Photo by Joe Sargent/NHLI via Getty Images
Probably the most polarizing player on the roster.
Player: Dominik Simon
Born: August 8, 1994 (26 years old)
Height: 5’ 11
Weight: 190 pounds
Birthplace: Prague, Czech Republic
Draft: 2015, fifth-round, 16th pick, 137th overall
2019-20 Statistics: 64 games played, 7 goals, 15 assists, 22 points
Contract Status: Simon made $750,000 this past season and is a restricted free agent this offseason.
What I wrote about Simon one year ago when trying to project his most realistic 2019-20 season.
He does what he did during the 2018-19 season and drives possession, plays well defensively, and does not score anywhere near as much as anyone would like him to. Basically, be a solid, if unspectacular player, that simply does not score a lot of goals. Exactly the player we saw during the 2018-19 season.
Regular Season History & 2019-20 Season
Data via Hockey-Reference.com.
You have to say this for Simon — he is consistent.
There has been virtually no change in his offensive production over his first three seasons in the league, scoring at about a 9-goal, 30-point pace over 82 games with alarming regularity.
His inability to consistently finish makes him a frustrating player when he gets top line minutes (which he did a lot this season) but he does a lot of other things well that keep shifts going in the offensive zone and set up his linemates.
It is easy to understand why fans get mad about him. It is also easy to see why the team likes him.
Advanced Stats in the 2019-20 Season
(Ranks are out of the 14 highest TOI forwards this season on the team who played 200 minutes in the regular season at 5v5, per Natural Stat Trick)
Corsi For%: 52.8% (5th)
Goals For%: 43.4% (14th)
xGF%: 49.4% (10th)
Scoring Chance %: 50.3% (9th)
High Danger Scoring Chance%: 48.8% (10th)
5v5 on-ice shooting%: 6.2% (11th)
On-ice save%: .905% (13th)
This is typically the area where Simon makes a name for himself, but that was not necessarily the case this season.
His shot-attempt numbers remained very good and among the best on the team, especially among the forwards, but everything else took a bit of a dip this year, especially when it comes to scoring chances and expected goals.
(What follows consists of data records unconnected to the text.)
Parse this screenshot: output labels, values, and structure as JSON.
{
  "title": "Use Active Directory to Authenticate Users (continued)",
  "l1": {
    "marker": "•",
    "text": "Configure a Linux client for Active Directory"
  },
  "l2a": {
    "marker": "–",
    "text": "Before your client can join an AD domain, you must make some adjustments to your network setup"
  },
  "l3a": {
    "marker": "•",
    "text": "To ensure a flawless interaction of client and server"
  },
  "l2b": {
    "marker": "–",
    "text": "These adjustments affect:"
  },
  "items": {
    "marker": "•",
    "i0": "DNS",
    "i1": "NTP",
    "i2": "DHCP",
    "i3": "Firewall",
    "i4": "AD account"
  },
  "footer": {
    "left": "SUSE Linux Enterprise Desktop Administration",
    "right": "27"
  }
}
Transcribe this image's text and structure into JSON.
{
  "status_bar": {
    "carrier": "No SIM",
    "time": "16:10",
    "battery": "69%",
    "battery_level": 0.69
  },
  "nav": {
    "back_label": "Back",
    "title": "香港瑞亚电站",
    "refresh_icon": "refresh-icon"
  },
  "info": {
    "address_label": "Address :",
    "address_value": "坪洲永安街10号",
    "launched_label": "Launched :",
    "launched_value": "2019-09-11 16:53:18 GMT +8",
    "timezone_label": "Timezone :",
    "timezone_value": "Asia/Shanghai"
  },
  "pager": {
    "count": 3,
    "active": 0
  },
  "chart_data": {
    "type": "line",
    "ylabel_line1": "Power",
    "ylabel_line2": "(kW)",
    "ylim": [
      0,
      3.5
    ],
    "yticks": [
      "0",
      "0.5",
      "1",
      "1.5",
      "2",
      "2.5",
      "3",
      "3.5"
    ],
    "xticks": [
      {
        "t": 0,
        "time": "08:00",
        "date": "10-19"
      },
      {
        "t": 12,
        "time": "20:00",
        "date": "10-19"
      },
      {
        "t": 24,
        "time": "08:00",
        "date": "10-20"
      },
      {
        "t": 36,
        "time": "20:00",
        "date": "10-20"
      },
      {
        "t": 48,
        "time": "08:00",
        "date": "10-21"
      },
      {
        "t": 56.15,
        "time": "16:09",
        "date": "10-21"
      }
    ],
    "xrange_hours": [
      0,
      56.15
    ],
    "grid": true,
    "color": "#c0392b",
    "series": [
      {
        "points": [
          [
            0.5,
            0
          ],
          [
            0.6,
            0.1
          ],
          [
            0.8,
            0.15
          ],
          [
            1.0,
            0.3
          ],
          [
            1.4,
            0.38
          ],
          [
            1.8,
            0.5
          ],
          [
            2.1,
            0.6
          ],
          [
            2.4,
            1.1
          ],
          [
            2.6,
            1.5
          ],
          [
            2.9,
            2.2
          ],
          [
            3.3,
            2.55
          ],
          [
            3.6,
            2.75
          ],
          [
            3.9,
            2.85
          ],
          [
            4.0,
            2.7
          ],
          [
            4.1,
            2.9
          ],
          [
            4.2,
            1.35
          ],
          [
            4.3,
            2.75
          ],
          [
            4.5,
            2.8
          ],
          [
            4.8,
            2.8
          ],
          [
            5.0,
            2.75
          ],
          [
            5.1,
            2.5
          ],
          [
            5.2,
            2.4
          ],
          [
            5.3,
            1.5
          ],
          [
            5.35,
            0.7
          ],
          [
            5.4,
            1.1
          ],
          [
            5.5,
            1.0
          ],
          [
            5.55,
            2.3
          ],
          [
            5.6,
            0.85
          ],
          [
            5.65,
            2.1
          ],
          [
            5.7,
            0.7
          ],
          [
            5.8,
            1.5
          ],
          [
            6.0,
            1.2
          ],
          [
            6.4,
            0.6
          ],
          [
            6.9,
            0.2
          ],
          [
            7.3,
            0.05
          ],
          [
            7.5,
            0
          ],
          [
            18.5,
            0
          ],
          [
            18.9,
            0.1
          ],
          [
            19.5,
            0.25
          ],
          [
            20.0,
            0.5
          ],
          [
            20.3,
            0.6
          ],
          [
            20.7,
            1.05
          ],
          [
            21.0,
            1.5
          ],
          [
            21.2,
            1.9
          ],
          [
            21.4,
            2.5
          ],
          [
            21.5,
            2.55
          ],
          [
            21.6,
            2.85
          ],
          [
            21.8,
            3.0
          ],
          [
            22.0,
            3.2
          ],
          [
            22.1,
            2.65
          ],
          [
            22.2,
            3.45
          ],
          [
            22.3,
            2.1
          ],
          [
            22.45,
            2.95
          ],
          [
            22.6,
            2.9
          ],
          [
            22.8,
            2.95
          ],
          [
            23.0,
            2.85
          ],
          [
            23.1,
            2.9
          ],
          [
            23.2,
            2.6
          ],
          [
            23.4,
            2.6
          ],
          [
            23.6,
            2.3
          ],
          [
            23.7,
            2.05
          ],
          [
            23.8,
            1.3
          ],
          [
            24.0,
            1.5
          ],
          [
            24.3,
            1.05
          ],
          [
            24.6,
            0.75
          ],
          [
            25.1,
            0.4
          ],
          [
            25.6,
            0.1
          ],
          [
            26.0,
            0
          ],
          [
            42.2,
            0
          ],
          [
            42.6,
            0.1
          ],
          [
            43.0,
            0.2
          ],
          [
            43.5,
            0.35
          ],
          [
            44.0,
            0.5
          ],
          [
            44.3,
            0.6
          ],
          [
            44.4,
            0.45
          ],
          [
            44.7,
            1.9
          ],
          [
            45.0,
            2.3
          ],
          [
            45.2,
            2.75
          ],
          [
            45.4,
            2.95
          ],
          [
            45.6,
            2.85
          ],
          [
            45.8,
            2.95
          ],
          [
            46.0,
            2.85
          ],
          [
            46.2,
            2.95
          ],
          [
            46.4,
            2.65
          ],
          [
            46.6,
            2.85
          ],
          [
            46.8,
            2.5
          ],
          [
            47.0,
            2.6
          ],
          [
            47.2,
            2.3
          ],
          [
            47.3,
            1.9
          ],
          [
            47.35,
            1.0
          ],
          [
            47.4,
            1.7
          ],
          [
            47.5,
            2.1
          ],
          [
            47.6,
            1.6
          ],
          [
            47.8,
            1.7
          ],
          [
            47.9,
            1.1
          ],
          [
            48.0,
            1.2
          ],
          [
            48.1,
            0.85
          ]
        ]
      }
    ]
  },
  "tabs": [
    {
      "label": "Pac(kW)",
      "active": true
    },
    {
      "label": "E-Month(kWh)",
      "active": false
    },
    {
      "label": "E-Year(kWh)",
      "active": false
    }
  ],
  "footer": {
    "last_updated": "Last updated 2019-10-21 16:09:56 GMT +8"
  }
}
He was also absolutely crushed by the PDO monster with the Penguins owning a terrible on-ice shooting percentage and on-ice save percentage with him playing.
Simon was injured and did not play in the postseason for the Penguins.
He has played in 12 playoff games during his career, scoring zero goals to go with four assists.
The season looked so promising for Simon at the start thanks to a really strong performance in October. But once the calendar rolled over to November everything kind of fell apart for him, with the offense all but disappearing and the underlying numbers taking a cliff dive. October may have been one of the best and most productive months of his NHL career to this point.
Overall this should probably be considered a disappointing season for Simon.
First, he was pretty much a non-factor after the first month of the season offensively.
But even when he has been at his best in the NHL, he was never a player that made a noticeable impact on the scoreboard. He just always had a knack for making every line he is a part of just a little bit better. But even that aspect of his game was gone this season.
Making matters worse, he was injured late in the season and spent the end of the regular season and the Penguins’ brief playoff appearance as an observer.
Even with the lack of goal-scoring, even with the frustration he causes a large segment of the fan-base, I still think he has a role on an NHL team. He may not finish, but he is an outstanding playmaker. He is a possession driver, a passer, and a good hockey player that can make the players around him better no matter what line he is on.
At the risk of sounding like a broken record the answer to this question is similar to what it was a year ago. He is never going to be a player that finishes and scores 20-30 goals, but that does not mean there is not a place for him. His ideal season is him helping to drive possession and serving as a playmaking winger that does all of the little things well. That aspect of his game was not always there this season, but when it is he is still a very useful player.
Question to ponder
Simply put, it is whether or not the Penguins even want to bring him back and where he plays if they do.
At this point there is no mystery as to the player Simon is. He is 26 years old and including playoffs has appeared in more than 180 NHL games. There are no secrets anymore. There is no next level for him to reach. This is the is the player that he is. The Penguins’ coaching staff obviously values him and likes him, but there is limited upside here at this point and a big part of his value the past three years has been with how cheap he is.
He does not figure to be a top-six option with the recent trades (Jason Zucker, Kasperi Kapanen) and the other returning players (Jake Guentzel and Bryan Rust) which would leave him in the bottom-six, which is probably where he fits best.
How much does he end up costing, and what sort of role does play?